In Wales, the All Wales Medicine Strategy Group (AWSMG) appraise new medicines. However, once NICE has made a decision about whether or not to make a drug available on NHS England, it usually is the case that the AWSMG guidance will be superseded by the NICE guidance.

In Northern Ireland, the Department of Health has once month to decide whether or not to follow NICE guidance for HSCNI - this is usually the case.

The Scottish Medicines Consortium (SMC) makes independent decisions about drug availability in Scotland.

NICE and the Cancer Drugs Fund in England

New cancer drugs take years of investment to develop and are, as a result, often very expensive. The Cancer Drugs Fund (CDF) was set up in England in 2010 to cover the cost of expensive new cancer drugs, including those that NICE rejected due to their high price. As a result of rising demand for drugs and prices remaining high, the CDF has become unaffordable for the NHS.

Under the current system, NICE can reject a drug for being too expensive, but the pharmaceutical companies can still charge full-price for the treatment and have it made available to men in England through the CDF - another pot of the same money. It's no secret that this system is flawed, and no wonder that it's unsustainable.

We, and other cancer charities, have long been calling for much needed change. Together with Breast Cancer Now, we co-founded the CDF Cancer Charity Coalition, and voted three representatives onto NHS England’s CDF Working Party. This group was tasked with leading the reforms to the CDF and NICE appraisal process for cancer drugs.

In November 2015, NHS England and NICE released a document outlining how they propose to reform access to cancer drugs in England, which includes major changes to the way that the CDF is used.

We’ve joined forces with Tackle to submit a joint response to NHS England and NICE to try and address these issues. A key part of this involved asking you for your views and we used these to inform our submission, which you can read here. Now that we have submitted our response, we will be keeping a watchful eye to see what changes – if any – are made to the proposals.

SMC and Access to New Medicines Review in Scotland

In 2012-13, we called for the reform of the Scottish Medicines Consortium (SMC) and a review of how patients gained access to new treatments on NHS Scotland.

As a result of our, and other patient groups', concerns, the Scottish Parliament's Health & Sport Committee launched a review into the access of new medicines. They published a report in July 2013 with their recommendations.

Working in partnership with other charities, we have been successful in opening the SMC to public scrutiny, developing a mechanism for the patient voice to be better heard as part of the decision making process, as well as reforming Individual Patient Treatment Requests (IPTRs) to increase the number of patients who could access the drugs they needed.

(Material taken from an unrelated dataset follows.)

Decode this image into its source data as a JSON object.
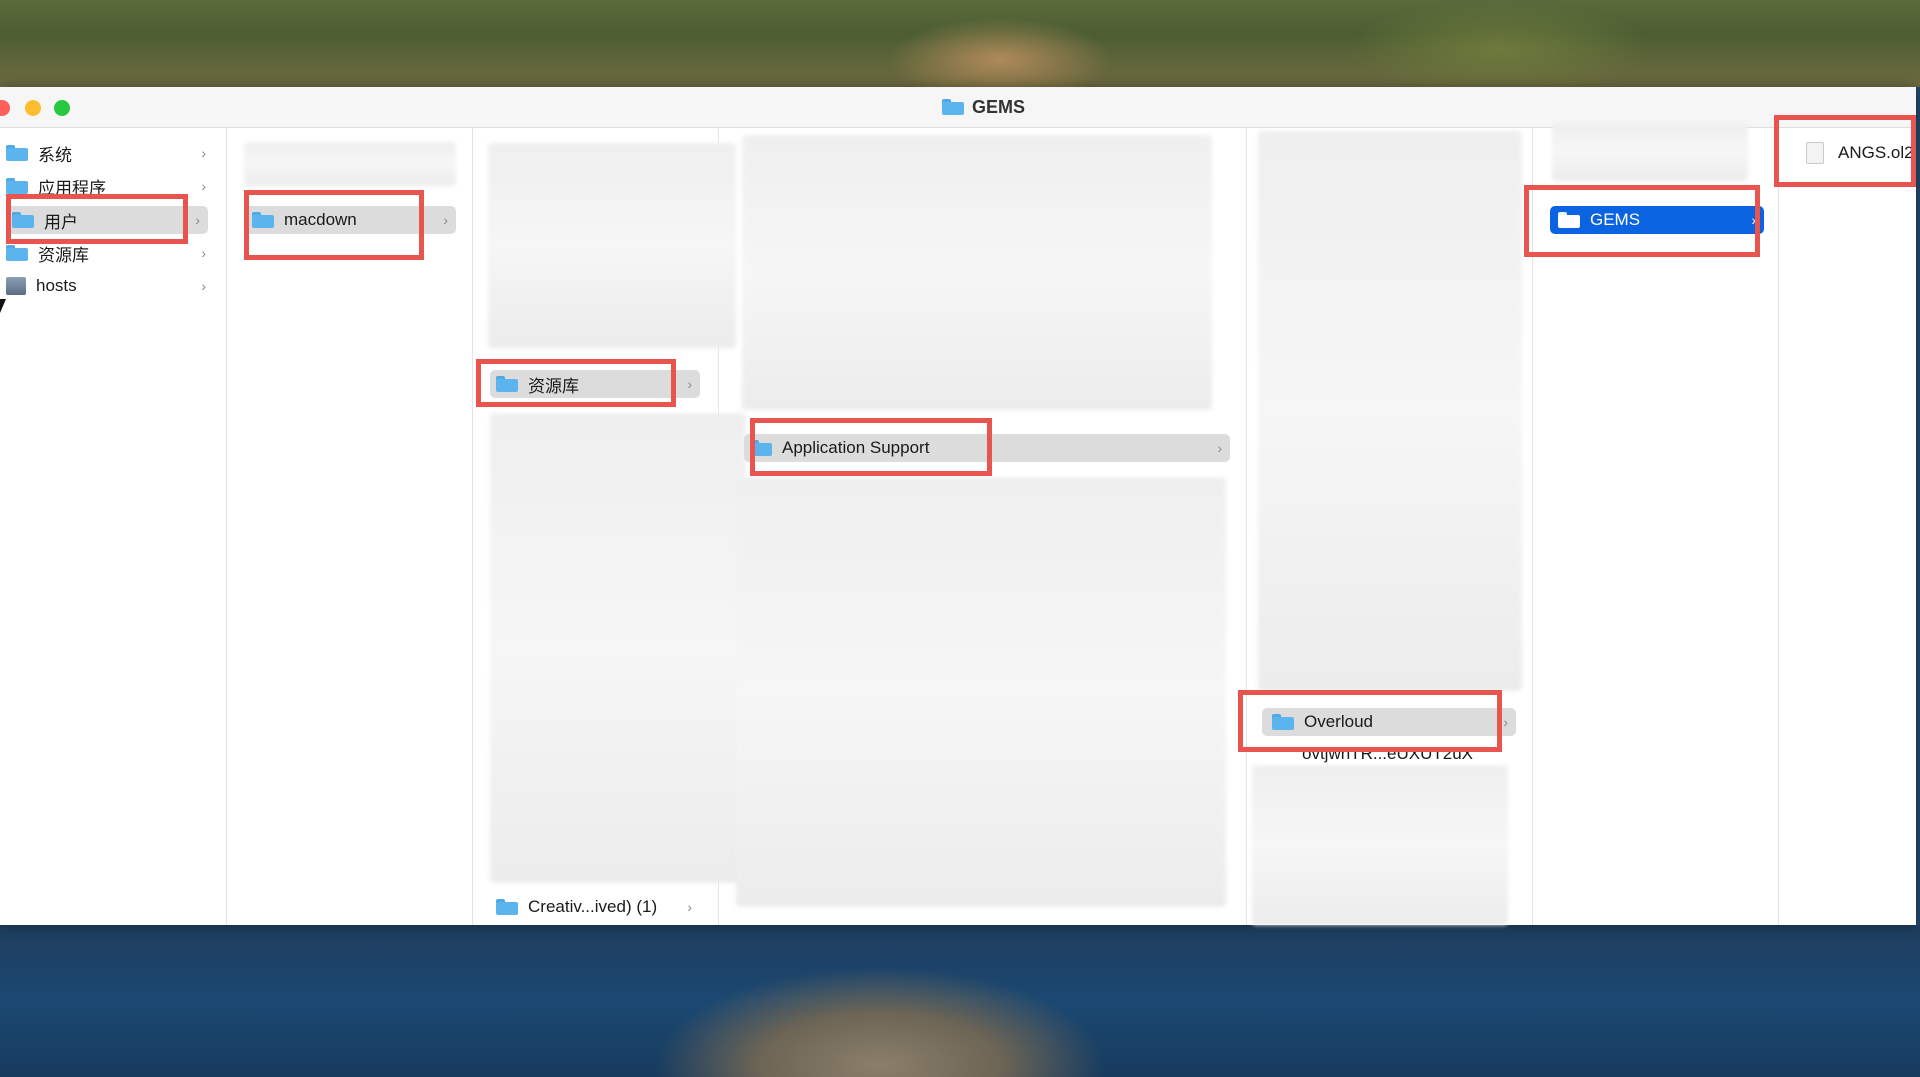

The Health & Sport Committee is currently evaluating how their recommended reforms have been implemented and the difference that these have made. We contributed our feedback through our membership on the Scottish Cancer Coalition

A second review of access to new medicines has recently been announced by the Scottish Government, to look at ways we might better the system still. We will be feeding in both via the Scottish Cancer Coalition and individually. We'll let you know how you can feed in to our response, once we know the full scope of the review. Watch this space.

Wales: Looking ahead

In Wales, we want to work with partner charities through the Wales Cancer Alliance to speak to the Welsh Government about how drugs are appraised.

The National Assembly's Health & Social Care Committee published their Legacy Report in March 2016 - this report highlights the work of the committee over the past five years, as well as looking ahead to the Fifth Assembly and what inquiries the next Committee may choose to consider.

These inquiries potentially include access to treatment and the Individual Patient Funding Request (IFPR) process, the integration of health and social care services, and health service reconfiguration.

We will be working with the next Welsh government and key health officials to make sure that the NHS in Wales allows the best possible treatment and support for men with prostate cancer.